Light Blue Touchpaper now supports TLS, so as to protect passwords and authentication cookies from eavesdropping. TLS support is provided by the Pound load-balancer, because Varnish (our reverse-proxy cache) does not support TLS.
The configuration is intended to be a reasonable trade-off between security and usability, and gets an A– on the Qualys SSL report. The cipher suite list is based on the very helpful Qualys Security Labs recommendations and Apache header re-writing sets the HttpOnly and Secure cookie flags to resist cookie hijacking.

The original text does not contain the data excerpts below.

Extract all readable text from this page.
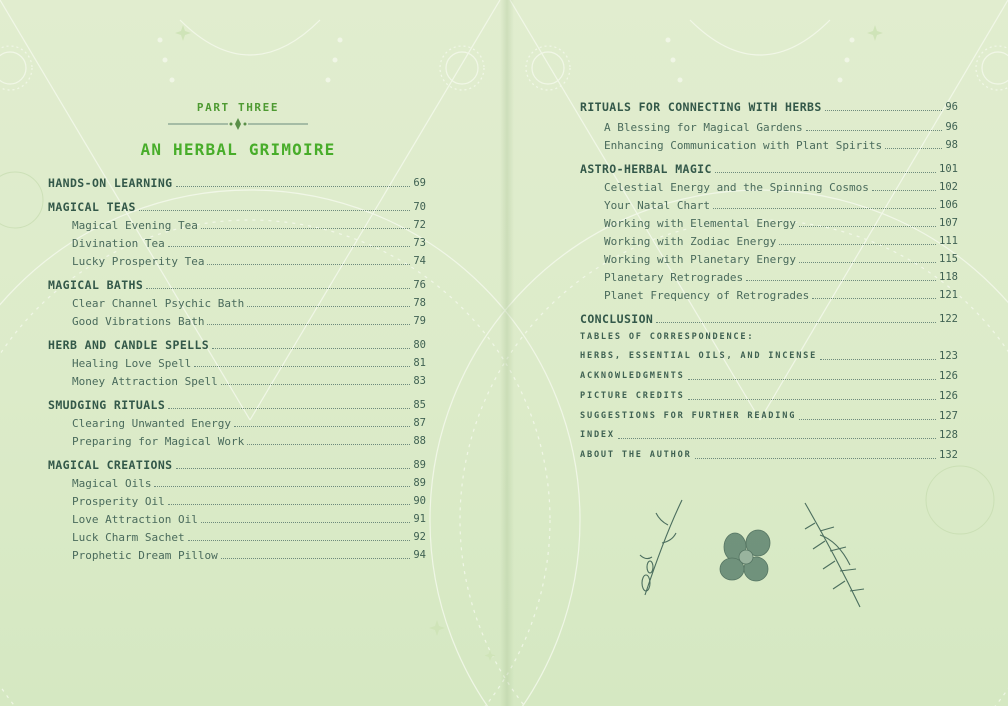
PART THREE
AN HERBAL GRIMOIRE
HANDS-ON LEARNING	69
MAGICAL TEAS	70
Magical Evening Tea	72
Divination Tea	73
Lucky Prosperity Tea	74
MAGICAL BATHS	76
Clear Channel Psychic Bath	78
Good Vibrations Bath	79
HERB AND CANDLE SPELLS	80
Healing Love Spell	81
Money Attraction Spell	83
SMUDGING RITUALS	85
Clearing Unwanted Energy	87
Preparing for Magical Work	88
MAGICAL CREATIONS	89
Magical Oils	89
Prosperity Oil	90
Love Attraction Oil	91
Luck Charm Sachet	92
Prophetic Dream Pillow	94
RITUALS FOR CONNECTING WITH HERBS	96
A Blessing for Magical Gardens	96
Enhancing Communication with Plant Spirits	98
ASTRO-HERBAL MAGIC	101
Celestial Energy and the Spinning Cosmos	102
Your Natal Chart	106
Working with Elemental Energy	107
Working with Zodiac Energy	111
Working with Planetary Energy	115
Planetary Retrogrades	118
Planet Frequency of Retrogrades	121
CONCLUSION	122
TABLES OF CORRESPONDENCE:
HERBS, ESSENTIAL OILS, AND INCENSE	123
ACKNOWLEDGMENTS	126
PICTURE CREDITS	126
SUGGESTIONS FOR FURTHER READING	127
INDEX	128
ABOUT THE AUTHOR	132
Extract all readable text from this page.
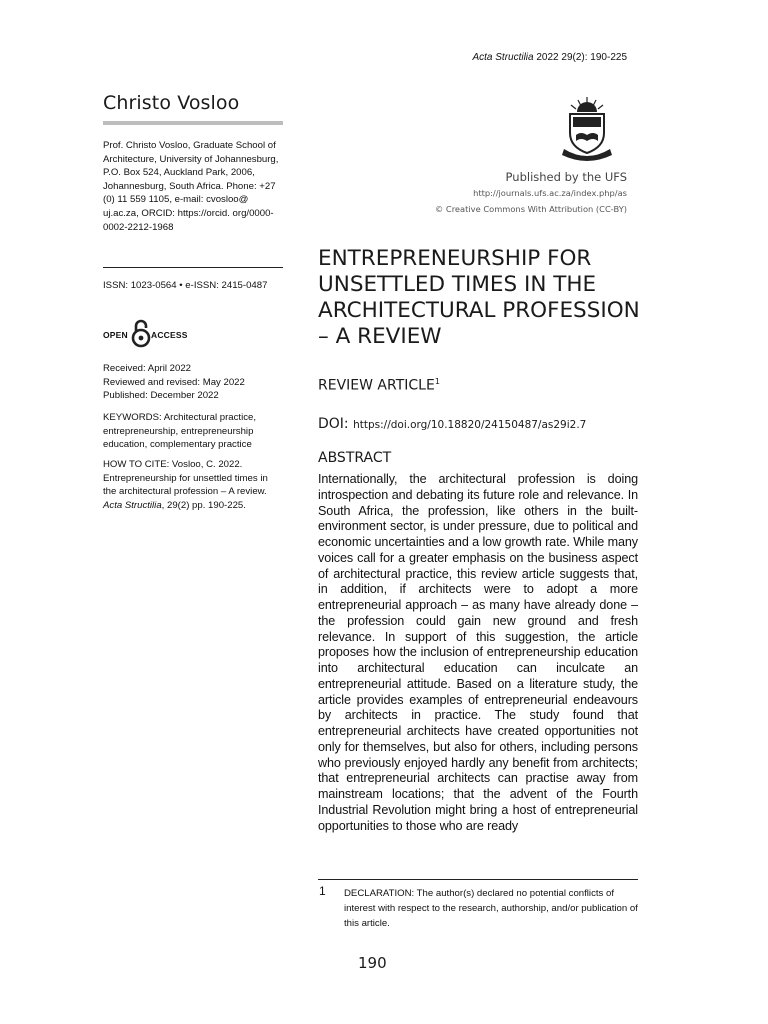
Acta Structilia 2022 29(2): 190-225
Christo Vosloo
Prof. Christo Vosloo, Graduate School of Architecture, University of Johannesburg, P.O. Box 524, Auckland Park, 2006, Johannesburg, South Africa. Phone: +27 (0) 11 559 1105, e-mail: cvosloo@ uj.ac.za, ORCID: https://orcid. org/0000-0002-2212-1968
ISSN: 1023-0564 • e-ISSN: 2415-0487
OPEN	ACCESS
Received: April 2022
Reviewed and revised: May 2022
Published: December 2022
KEYWORDS: Architectural practice, entrepreneurship, entrepreneurship education, complementary practice
HOW TO CITE: Vosloo, C. 2022. Entrepreneurship for unsettled times in the architectural profession – A review. Acta Structilia, 29(2) pp. 190-225.
Published by the UFS
http://journals.ufs.ac.za/index.php/as
© Creative Commons With Attribution (CC-BY)
ENTREPRENEURSHIP FOR
UNSETTLED TIMES IN THE
ARCHITECTURAL PROFESSION
– A REVIEW
REVIEW ARTICLE$^1$
DOI: https://doi.org/10.18820/24150487/as29i2.7
ABSTRACT
Internationally, the architectural profession is doing introspection and debating its future role and relevance. In South Africa, the profession, like others in the built-environment sector, is under pressure, due to political and economic uncertainties and a low growth rate. While many voices call for a greater emphasis on the business aspect of architectural practice, this review article suggests that, in addition, if architects were to adopt a more entrepreneurial approach – as many have already done – the profession could gain new ground and fresh relevance. In support of this suggestion, the article proposes how the inclusion of entrepreneurship education into architectural education can inculcate an entrepreneurial attitude. Based on a literature study, the article provides examples of entrepreneurial endeavours by architects in practice. The study found that entrepreneurial architects have created opportunities not only for themselves, but also for others, including persons who previously enjoyed hardly any benefit from architects; that entrepreneurial architects can practise away from mainstream locations; that the advent of the Fourth Industrial Revolution might bring a host of entrepreneurial opportunities to those who are ready
1 DECLARATION: The author(s) declared no potential conflicts of interest with respect to the research, authorship, and/or publication of this article.
190
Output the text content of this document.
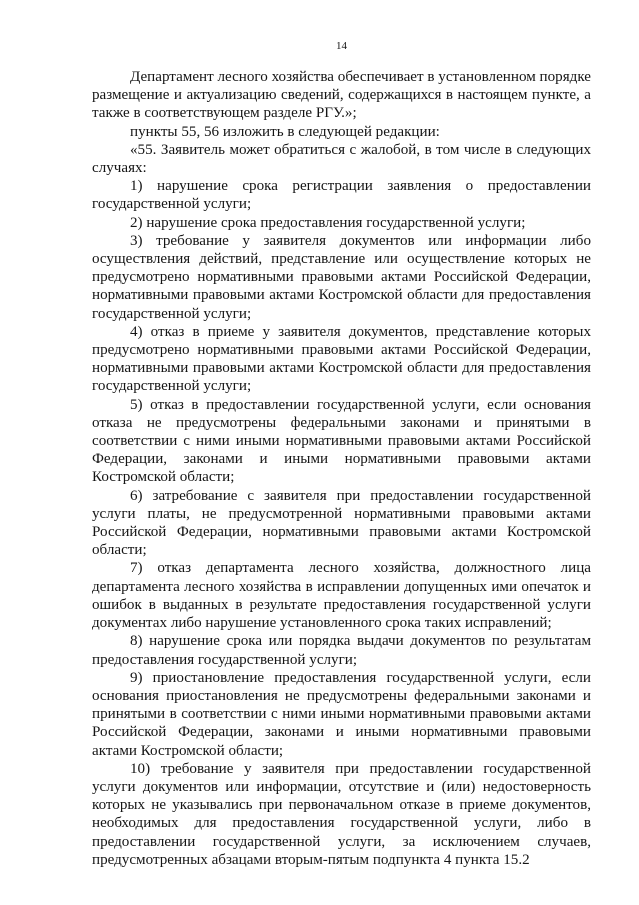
14

Департамент лесного хозяйства обеспечивает в установленном порядке размещение и актуализацию сведений, содержащихся в настоящем пункте, а также в соответствующем разделе РГУ.»;

пункты 55, 56 изложить в следующей редакции:

«55. Заявитель может обратиться с жалобой, в том числе в следующих случаях:

1) нарушение срока регистрации заявления о предоставлении государственной услуги;

2) нарушение срока предоставления государственной услуги;

3) требование у заявителя документов или информации либо осуществления действий, представление или осуществление которых не предусмотрено нормативными правовыми актами Российской Федерации, нормативными правовыми актами Костромской области для предоставления государственной услуги;

4) отказ в приеме у заявителя документов, представление которых предусмотрено нормативными правовыми актами Российской Федерации, нормативными правовыми актами Костромской области для предоставления государственной услуги;

5) отказ в предоставлении государственной услуги, если основания отказа не предусмотрены федеральными законами и принятыми в соответствии с ними иными нормативными правовыми актами Российской Федерации, законами и иными нормативными правовыми актами Костромской области;

6) затребование с заявителя при предоставлении государственной услуги платы, не предусмотренной нормативными правовыми актами Российской Федерации, нормативными правовыми актами Костромской области;

7) отказ департамента лесного хозяйства, должностного лица департамента лесного хозяйства в исправлении допущенных ими опечаток и ошибок в выданных в результате предоставления государственной услуги документах либо нарушение установленного срока таких исправлений;

8) нарушение срока или порядка выдачи документов по результатам предоставления государственной услуги;

9) приостановление предоставления государственной услуги, если основания приостановления не предусмотрены федеральными законами и принятыми в соответствии с ними иными нормативными правовыми актами Российской Федерации, законами и иными нормативными правовыми актами Костромской области;

10) требование у заявителя при предоставлении государственной услуги документов или информации, отсутствие и (или) недостоверность которых не указывались при первоначальном отказе в приеме документов, необходимых для предоставления государственной услуги, либо в предоставлении государственной услуги, за исключением случаев, предусмотренных абзацами вторым-пятым подпункта 4 пункта 15.2
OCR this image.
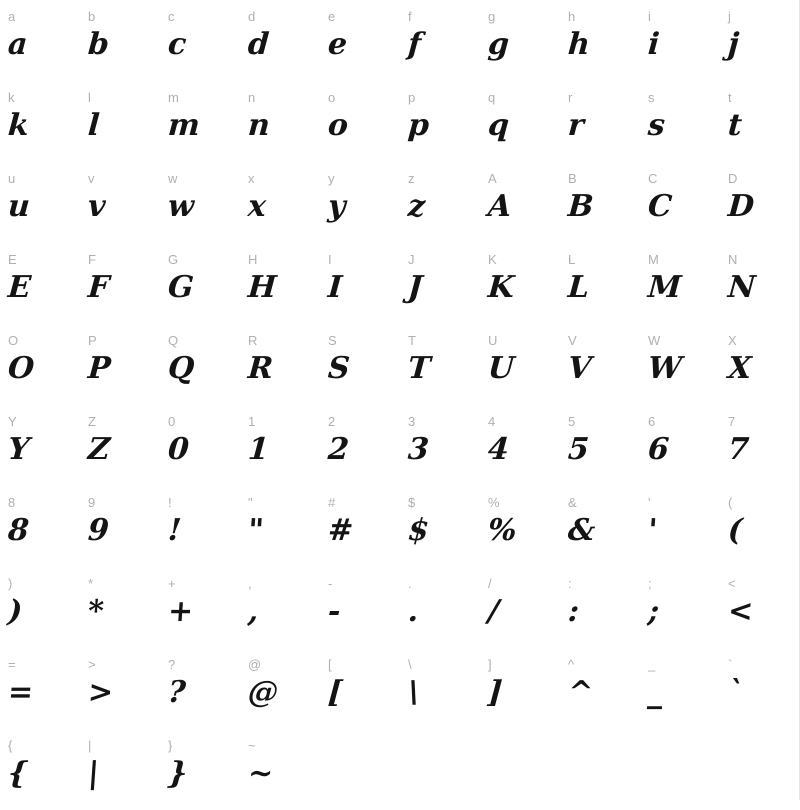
a
a
b
b
c
c
d
d
e
e
f
f
g
g
h
h
i
i
j
j
k
k
l
l
m
m
n
n
o
o
p
p
q
q
r
r
s
s
t
t
u
u
v
v
w
w
x
x
y
y
z
z
A
A
B
B
C
C
D
D
E
E
F
F
G
G
H
H
I
I
J
J
K
K
L
L
M
M
N
N
O
O
P
P
Q
Q
R
R
S
S
T
T
U
U
V
V
W
W
X
X
Y
Y
Z
Z
0
0
1
1
2
2
3
3
4
4
5
5
6
6
7
7
8
8
9
9
!
!
"
"
#
#
$
$
%
%
&
&
'
'
(
(
)
)
*
*
+
+
,
,
-
-
.
.
/
/
:
:
;
;
<
<
=
=
>
>
?
?
@
@
[
[
\
\
]
]
^
^
_
_
`
`
{
{
|
|
}
}
~
~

As always, we might have missed something, so if you notice problems such as incompatibilities with certain browsers, then please let us know on <lbt-admin
So is Wikipedia, so please use it when linking there!
You’re quite right (now fixed).
Have you considered also implimenting HSTS (http://en.wikipedia.org/wiki/HTTP_Strict_Transport_Security)?
Good idea. Now done (with a 1 week expiry time).
Good improvements, but could you also consider allowing comments on all articles? Turning them off when you advertise a GCHQ-sponsored PhD position sends the wrong signal.
As you’ve noticed, they’re back on. It turns out to be a usability problem – the new WordPress authoring UI buried the “enabled comments” button.
I just ran the Qualys report and you only get a C on the report. My ISP (Virgin) gets a C too. and there has been quite some argument on their forums about SSL3 . I can’t get their fix to work in Google Chrome (running it with–ssl-version-min=tls1) it was only 3 days ago, and I posted in the forums that people would have to patient whilst the problem is analysed and then fixed. The article is here.
Hope this is of some use.
That’s this site, btw.
Pound has finally shipped a production quality version (2.7) which includes a command to disable SSLv3 (which addresses “Poodle”) … so that puts us back up to a B
Qualys now deprecates RC4 which caps the score at B. Disabling that, as I have now done, brings us to an A (huzzah!)
However, the site can no longer be accessed by Windows XP users running IE6 or IE8 (but they have other problems besides not being able to visit here!) and goodbye also to Java6 clients because they cannot handle Diffie-Hellman parameters > 1024 bits.